Wellcome Trust Centre for Gene Regulation and Expression, College of Life Sciences, University of Dundee, Dundee, Scotland.
Oncogene. 2012 Jun 21;31(25):3060-71. doi: 10.1038/onc.2011.482. Epub 2011 Nov 14.
Ribosomal proteins (RPs) activate the p53 tumour-suppressor protein upon disruption of the nucleolus. However, the exact mechanisms for p53 transcriptional activation through RPs are not well understood. We show that the RPL11 is rapidly but transiently recruited at promoter sites of p53-regulated genes upon nucleolar stress induced by actinomycin D (ActD). Characterisation of molecular events at p53 promoter sites shows that L11 is required for the recruitment of p53 transcriptional co-activators p300/CBP and p53 K382 acetylation. We found that direct binding to Mdm2 E3 ligase and NEDDylation of L11 are critical regulators for L11 promoter recruitment. Our data suggest that binding of L11 to Mdm2 at the promoter results in relief from Mdm2-mediated transcriptional repression of p53. Analysis of chromatin and RNA polymerase II markers suggests that L11 is involved in the initiation step of transcriptional activation. Furthermore, analysis of 36 ActD-induced genes shows that L11 and NEDD8 are global regulators of the p53 activation response. The studies provide insights on how nucleolar stress through L11 and NEDD8 can activate the transcriptional activity of p53.

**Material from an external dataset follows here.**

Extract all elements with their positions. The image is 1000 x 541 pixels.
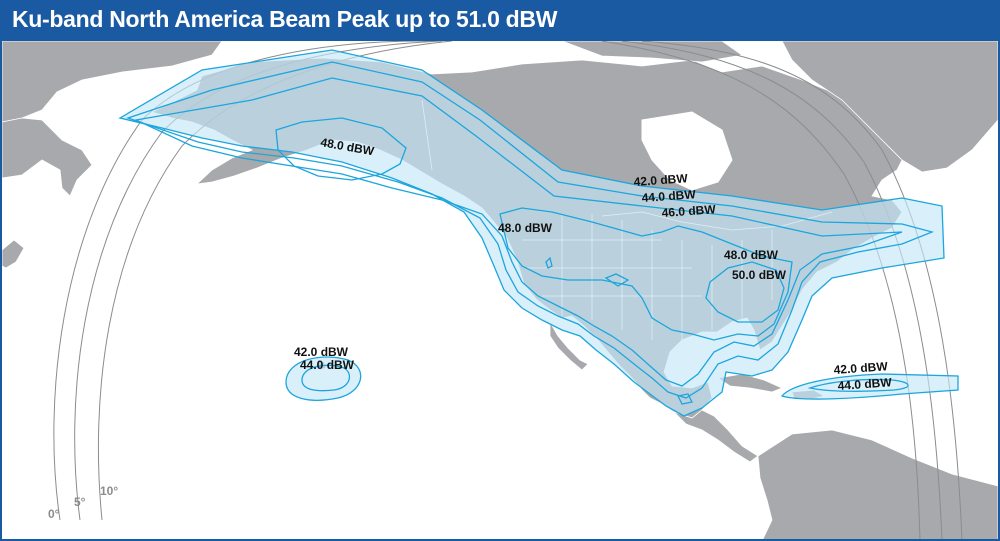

核糖体蛋白(RPs)在核仁破坏时激活抑癌蛋白 p53。然而,通过 RPs 进行 p53 转录激活的确切机制尚不清楚。我们发现,在放线菌素 D(ActD)诱导的核仁应激下,RPL11 快速但短暂地募集到 p53 调控基因的启动子位点。对 p53 启动子位点的分子事件的表征表明,L11 是募集 p53 转录共激活因子 p300/CBP 和 p53 K382 乙酰化所必需的。我们发现,L11 与 Mdm2 E3 连接酶的直接结合和 L11 的 NEDDylation 是 L11 启动子募集的关键调节剂。我们的数据表明,L11 与启动子上的 Mdm2 结合导致 Mdm2 介导的 p53 转录抑制的缓解。对染色质和 RNA 聚合酶 II 标志物的分析表明,L11 参与转录激活的起始步骤。此外,对 36 个 ActD 诱导基因的分析表明,L11 和 NEDD8 是 p53 激活反应的全局调节剂。这些研究提供了关于核仁应激如何通过 L11 和 NEDD8 激活 p53 转录活性的深入了解。